John MacLean

Personal information
- Full name: John Francis MacLean
- Born: 1 March 1901 Morwick Hill, Acklington, Northumberland, England
- Died: 9 March 1986 (aged 85) Ross-on-Wye, Herefordshire, England
- Batting: Right-handed
- Role: Wicketkeeper-batsman

Career statistics
| Competition | First-class |
| Matches | 69 |
| Runs scored | 1,812 |
| Batting average | 18.48 |
| 100s/50s | 1/3 |
| Top score | 121 |
| Catches/stumpings | 60/43 |
- Source: Cricinfo, 29 July 2019

= John MacLean (English cricketer) =

English cricketer

John Francis MacLean (1 March 1901 - 9 March 1986) was an English first-class cricketer: a wicketkeeper-batsman who played county cricket for Gloucestershire and Worcestershire between the wars. He was selected for the Gentlemen against the Players in 1923, and also appeared at first-class level for Marylebone Cricket Club (MCC), HK Foster's XI and Free Foresters.

MacLean attended Eton College and Cambridge University without playing in their First XIs. He made his first-class debut for HK Foster's XI against Worcestershire at Hereford in July 1919, making 12 and 18 not out. He made no dismissals in the match, nor in his appearance for the same side against the Australian Imperial Forces just two days later. His third match, again for HK Foster's XI and once more against Worcestershire, produced an innings of 59 from number ten, but again no dismissals.

He did not play first-class cricket again until 1922, when he was a regular part of a very weak Worcestershire side (they finished bottom of the County Championship with only one win from 26 matches). His county debut, against Warwickshire at Edgbaston, at last gave him his maiden dismissal when he stumped opener Leonard Bates in the second innings. It was not a particularly successful season overall for MacLean, however: he finished with only 459 runs from 41 innings and made 16 dismissals (6 caught, 10 stumped).

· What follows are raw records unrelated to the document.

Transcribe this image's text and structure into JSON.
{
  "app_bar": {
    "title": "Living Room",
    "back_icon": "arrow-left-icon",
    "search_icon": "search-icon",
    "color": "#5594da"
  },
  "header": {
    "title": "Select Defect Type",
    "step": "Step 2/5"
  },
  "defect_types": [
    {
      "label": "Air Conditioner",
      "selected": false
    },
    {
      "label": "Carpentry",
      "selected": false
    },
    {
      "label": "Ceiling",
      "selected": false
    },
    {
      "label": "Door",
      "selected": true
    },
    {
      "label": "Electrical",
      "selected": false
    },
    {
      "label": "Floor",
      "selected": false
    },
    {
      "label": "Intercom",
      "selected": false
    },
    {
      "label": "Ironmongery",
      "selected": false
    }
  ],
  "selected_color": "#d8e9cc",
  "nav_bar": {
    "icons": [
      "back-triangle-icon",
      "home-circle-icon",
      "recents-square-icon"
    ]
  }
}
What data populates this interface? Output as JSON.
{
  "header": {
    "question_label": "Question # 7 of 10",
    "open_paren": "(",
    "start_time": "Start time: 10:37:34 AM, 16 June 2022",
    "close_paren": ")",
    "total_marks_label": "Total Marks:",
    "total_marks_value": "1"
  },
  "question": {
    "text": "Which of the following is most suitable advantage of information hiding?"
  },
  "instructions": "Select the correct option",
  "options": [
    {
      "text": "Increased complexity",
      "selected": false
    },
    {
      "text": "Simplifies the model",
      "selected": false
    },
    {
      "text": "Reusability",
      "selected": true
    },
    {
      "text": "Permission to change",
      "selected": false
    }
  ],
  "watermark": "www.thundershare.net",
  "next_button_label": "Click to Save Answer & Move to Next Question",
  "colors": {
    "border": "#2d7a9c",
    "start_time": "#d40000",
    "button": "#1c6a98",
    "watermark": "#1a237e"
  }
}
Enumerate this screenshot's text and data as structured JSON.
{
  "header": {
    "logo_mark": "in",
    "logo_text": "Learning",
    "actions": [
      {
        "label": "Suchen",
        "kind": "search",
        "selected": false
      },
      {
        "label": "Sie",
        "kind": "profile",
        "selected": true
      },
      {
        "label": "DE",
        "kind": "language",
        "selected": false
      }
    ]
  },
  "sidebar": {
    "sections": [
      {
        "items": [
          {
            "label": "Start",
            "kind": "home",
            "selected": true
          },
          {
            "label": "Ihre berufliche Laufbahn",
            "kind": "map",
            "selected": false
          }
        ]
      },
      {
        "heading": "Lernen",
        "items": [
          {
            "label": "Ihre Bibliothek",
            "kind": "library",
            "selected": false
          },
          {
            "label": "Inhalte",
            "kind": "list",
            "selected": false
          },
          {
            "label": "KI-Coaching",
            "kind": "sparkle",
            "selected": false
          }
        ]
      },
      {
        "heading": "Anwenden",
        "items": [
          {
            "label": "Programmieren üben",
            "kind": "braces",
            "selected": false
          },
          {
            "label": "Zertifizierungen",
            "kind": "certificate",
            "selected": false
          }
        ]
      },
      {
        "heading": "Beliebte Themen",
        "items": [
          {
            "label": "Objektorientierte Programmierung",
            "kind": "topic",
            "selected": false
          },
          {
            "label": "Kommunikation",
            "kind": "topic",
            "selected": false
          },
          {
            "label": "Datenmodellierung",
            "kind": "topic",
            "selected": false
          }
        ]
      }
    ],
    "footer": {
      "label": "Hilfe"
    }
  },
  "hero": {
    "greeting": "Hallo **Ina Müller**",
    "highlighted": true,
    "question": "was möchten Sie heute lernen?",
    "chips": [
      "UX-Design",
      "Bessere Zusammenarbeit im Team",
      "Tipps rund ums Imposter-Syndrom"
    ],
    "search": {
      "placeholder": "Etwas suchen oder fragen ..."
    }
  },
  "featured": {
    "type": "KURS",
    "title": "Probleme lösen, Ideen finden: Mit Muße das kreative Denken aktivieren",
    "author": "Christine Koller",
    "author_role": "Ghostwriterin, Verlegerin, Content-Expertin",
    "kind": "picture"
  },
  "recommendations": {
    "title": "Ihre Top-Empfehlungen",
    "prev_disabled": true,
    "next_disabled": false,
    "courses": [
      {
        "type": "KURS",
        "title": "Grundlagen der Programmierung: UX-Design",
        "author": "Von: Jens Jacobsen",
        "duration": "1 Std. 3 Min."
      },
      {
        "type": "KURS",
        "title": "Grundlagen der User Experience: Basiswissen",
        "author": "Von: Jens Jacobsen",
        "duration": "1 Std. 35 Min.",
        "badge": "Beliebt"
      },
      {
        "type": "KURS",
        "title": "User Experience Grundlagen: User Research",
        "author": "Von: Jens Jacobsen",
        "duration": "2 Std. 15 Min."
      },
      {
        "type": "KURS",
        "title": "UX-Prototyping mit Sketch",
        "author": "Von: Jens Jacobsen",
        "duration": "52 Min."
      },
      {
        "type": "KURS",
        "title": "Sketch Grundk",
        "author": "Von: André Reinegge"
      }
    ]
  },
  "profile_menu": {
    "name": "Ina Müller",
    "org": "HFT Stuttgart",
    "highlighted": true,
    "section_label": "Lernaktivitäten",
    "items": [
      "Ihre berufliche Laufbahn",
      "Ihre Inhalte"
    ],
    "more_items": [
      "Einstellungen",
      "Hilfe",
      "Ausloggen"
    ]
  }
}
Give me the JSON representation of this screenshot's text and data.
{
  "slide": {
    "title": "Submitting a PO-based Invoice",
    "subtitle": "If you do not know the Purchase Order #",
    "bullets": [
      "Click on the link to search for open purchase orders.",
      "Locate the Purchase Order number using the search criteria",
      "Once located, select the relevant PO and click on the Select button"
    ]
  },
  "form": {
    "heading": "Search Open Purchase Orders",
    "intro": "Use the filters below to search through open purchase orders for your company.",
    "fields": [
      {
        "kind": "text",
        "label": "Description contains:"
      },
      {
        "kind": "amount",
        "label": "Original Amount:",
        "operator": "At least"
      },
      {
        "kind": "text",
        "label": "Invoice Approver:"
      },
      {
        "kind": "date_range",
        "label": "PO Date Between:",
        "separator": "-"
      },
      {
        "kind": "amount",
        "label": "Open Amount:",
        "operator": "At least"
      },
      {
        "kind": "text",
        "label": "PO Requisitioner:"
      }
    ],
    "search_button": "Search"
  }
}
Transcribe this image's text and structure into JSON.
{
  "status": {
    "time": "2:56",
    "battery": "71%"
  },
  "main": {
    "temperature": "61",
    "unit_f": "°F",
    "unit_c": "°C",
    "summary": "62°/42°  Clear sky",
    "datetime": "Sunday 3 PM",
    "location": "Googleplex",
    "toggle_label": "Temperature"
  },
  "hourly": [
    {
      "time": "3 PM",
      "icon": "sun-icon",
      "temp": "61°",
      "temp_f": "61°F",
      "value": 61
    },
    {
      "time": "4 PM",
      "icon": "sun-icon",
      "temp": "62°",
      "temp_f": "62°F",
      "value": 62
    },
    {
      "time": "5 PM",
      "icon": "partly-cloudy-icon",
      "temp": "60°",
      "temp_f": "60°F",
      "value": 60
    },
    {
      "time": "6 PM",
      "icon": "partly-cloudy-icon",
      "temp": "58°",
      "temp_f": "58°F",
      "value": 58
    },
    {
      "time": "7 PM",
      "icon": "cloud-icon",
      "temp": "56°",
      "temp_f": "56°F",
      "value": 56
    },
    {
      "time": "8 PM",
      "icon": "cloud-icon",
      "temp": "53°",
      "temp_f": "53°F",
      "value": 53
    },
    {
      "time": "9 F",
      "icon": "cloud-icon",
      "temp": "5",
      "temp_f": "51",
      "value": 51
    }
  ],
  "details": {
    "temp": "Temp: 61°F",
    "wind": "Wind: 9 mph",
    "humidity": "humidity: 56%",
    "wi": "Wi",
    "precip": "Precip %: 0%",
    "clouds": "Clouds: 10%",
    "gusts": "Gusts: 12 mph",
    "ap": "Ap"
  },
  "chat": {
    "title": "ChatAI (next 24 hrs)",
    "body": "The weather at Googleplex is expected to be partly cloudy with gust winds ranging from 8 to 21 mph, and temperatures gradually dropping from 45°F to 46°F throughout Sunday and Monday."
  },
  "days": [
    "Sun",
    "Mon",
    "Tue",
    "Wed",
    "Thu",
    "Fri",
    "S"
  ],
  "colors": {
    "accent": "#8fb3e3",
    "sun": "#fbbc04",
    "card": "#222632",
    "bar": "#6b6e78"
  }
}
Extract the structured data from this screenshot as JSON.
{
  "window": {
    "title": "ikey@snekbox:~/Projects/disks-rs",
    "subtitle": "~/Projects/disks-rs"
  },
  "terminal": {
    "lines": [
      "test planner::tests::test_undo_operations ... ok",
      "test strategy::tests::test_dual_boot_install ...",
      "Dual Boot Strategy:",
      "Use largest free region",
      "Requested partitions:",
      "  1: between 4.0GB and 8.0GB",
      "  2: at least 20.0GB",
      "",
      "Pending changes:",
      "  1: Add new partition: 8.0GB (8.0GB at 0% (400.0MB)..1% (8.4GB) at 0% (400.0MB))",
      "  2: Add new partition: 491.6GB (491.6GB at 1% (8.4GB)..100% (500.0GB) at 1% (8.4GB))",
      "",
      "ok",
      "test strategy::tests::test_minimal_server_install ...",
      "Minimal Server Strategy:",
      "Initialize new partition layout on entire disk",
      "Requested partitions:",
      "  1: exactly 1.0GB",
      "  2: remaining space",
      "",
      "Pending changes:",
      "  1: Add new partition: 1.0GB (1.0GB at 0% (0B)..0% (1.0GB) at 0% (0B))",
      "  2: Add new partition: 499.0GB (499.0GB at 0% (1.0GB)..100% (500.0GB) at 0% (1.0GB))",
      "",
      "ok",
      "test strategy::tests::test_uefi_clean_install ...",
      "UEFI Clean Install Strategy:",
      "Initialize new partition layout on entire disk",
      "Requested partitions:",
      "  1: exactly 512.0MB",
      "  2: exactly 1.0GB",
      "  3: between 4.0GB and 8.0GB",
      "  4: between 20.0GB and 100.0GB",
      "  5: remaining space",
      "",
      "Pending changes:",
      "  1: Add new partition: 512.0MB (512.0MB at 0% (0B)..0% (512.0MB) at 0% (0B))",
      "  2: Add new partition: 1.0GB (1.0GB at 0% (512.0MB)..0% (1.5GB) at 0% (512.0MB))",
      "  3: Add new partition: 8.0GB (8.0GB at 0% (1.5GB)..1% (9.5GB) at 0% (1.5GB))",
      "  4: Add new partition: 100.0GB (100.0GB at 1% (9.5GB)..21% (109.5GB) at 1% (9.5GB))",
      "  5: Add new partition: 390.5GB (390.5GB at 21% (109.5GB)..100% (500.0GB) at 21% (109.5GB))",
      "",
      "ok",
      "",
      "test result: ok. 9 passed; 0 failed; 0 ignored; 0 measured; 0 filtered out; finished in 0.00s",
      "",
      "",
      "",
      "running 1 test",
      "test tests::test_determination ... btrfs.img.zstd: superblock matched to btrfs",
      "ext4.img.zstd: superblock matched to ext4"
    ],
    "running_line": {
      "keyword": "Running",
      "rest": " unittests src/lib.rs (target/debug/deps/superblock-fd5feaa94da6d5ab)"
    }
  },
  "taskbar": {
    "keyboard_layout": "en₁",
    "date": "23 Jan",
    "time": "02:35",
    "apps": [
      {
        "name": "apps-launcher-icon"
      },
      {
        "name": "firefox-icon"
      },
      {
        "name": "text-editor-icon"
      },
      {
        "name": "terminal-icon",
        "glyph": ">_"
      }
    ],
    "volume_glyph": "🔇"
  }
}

That winter MacLean toured Australia and New Zealand with MCC, and though he did poorly against the Australian state sides, he performed rather better on the New Zealand section of the tour, making two half-centuries including 84 in an unofficial Test against New Zealand at Wellington. Returning to England, he enjoyed the best summer of his career with both bat and gloves. His 710 runs included his only hundred: a rearguard, if ultimately unsuccessful, 121 in an hour and a half against Nottinghamshire after Worcestershire had fallen to 56/5 in their second innings. Behind the stumps MacLean managed 46 dismissals, easily his best season's tally.

He played only half a dozen games in 1924, without conspicuous success, and was then absent from first-class cricket until 1930, by which time he had moved to Gloucestershire. He played three times for them that year, and thrice more in 1932, making his last first-class appearance against Middlesex at Clifton College in early August 1932.

MacLean's father Montague MacLean played five first-class matches in the 1890s, for MCC and Lord Hawke's XI.